Zhang Ke, Chen Yufang, Feng Chenglong, Xiang Xinhao, Zhang Xiaoqing, Dai Ying, Niu Wenxin
Translational Research Center, Shanghai Yangzhi Rehabilitation Hospital, School of Medicine, Tongji University, Shanghai 201619, China.
School of Physics Science and Engineering, Tongji University, Shanghai 200092, China.
Comput Methods Programs Biomed. 2025 Apr;261:108648. doi: 10.1016/j.cmpb.2025.108648. Epub 2025 Feb 7.
Patients with spinal cord injury (SCI), are prone to pressure injury (PI) in the soft tissues of buttocks. Early prediction of PI holds the potential to reduce the occurrence and progression of PI. This study proposes a machine learning model to predict soft tissue stress/strain and evaluate PI risk in SCI patients.

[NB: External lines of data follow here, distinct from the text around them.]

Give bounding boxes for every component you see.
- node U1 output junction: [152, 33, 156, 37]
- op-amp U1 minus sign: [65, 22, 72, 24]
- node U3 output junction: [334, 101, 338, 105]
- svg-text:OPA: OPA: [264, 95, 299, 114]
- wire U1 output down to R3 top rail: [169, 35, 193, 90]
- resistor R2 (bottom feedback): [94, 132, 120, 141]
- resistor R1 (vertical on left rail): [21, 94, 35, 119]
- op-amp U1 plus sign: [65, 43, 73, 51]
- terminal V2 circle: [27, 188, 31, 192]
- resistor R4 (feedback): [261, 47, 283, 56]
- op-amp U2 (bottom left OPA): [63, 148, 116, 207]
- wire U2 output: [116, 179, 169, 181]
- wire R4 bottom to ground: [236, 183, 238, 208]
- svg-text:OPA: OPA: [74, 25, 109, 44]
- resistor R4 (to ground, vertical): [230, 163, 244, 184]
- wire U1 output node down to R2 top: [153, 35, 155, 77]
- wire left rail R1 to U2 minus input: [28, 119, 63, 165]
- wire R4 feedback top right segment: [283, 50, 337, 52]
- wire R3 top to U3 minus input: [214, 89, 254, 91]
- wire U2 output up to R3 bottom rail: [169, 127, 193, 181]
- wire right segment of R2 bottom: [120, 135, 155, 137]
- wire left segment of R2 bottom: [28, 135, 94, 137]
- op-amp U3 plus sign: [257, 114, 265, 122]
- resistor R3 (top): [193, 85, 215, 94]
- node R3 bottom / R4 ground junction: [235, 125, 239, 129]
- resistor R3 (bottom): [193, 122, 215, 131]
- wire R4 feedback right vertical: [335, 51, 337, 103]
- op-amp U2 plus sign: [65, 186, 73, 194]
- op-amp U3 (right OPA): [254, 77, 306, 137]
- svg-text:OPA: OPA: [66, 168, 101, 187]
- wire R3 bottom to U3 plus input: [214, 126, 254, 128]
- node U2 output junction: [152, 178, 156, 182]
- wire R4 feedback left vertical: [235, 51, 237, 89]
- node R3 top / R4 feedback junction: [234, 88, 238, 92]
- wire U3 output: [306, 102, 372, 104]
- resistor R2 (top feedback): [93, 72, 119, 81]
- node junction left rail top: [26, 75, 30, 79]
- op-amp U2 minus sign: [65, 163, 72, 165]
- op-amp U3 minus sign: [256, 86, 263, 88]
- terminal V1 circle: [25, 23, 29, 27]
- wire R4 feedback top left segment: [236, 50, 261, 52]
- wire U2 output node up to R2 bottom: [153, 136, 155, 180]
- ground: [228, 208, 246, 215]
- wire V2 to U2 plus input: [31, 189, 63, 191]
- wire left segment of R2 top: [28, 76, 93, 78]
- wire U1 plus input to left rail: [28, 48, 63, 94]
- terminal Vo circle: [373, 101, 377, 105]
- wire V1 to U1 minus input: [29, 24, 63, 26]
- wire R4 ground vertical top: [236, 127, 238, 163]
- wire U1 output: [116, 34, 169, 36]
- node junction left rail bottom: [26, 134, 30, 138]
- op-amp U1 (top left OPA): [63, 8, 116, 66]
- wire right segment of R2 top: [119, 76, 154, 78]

Based on the standard database from parametric models of buttock, the biomechanical response of soft tissues and risk factors affecting PI were analyzed. A comprehensive assessment of multiple machine-learning methods was performed to predict the risk of PI, the selected optimal model is explained locally and globally using Shapley additive explanations (SHAP).
The proposed hybrid model for predicting PI consists of a backpropagation neural network and Extreme Gradient Boosting, performed the coefficient of determination (R) of 0.977.
The model exhibits accurate performance which may be considered as the ideal method for predicting PI. Furthermore, it can be used with other health-monitoring equipment to improve the quality of patients with SCI or other dysfunctional diseases.
脊髓损伤(SCI)患者臀部软组织易发生压疮(PI)。早期预测压疮有可能减少其发生和进展。本研究提出一种机器学习模型,用于预测SCI患者的软组织应力/应变并评估压疮风险。
基于臀部参数模型的标准数据库,分析软组织的生物力学响应及影响压疮的危险因素。对多种机器学习方法进行综合评估以预测压疮风险,使用Shapley加法解释(SHAP)对所选最优模型进行局部和全局解释。
所提出的用于预测压疮的混合模型由反向传播神经网络和极端梯度提升组成,决定系数(R)为0.977。
该模型表现出准确的性能,可被视为预测压疮的理想方法。此外,它可与其他健康监测设备配合使用,以提高SCI或其他功能障碍性疾病患者的生活质量。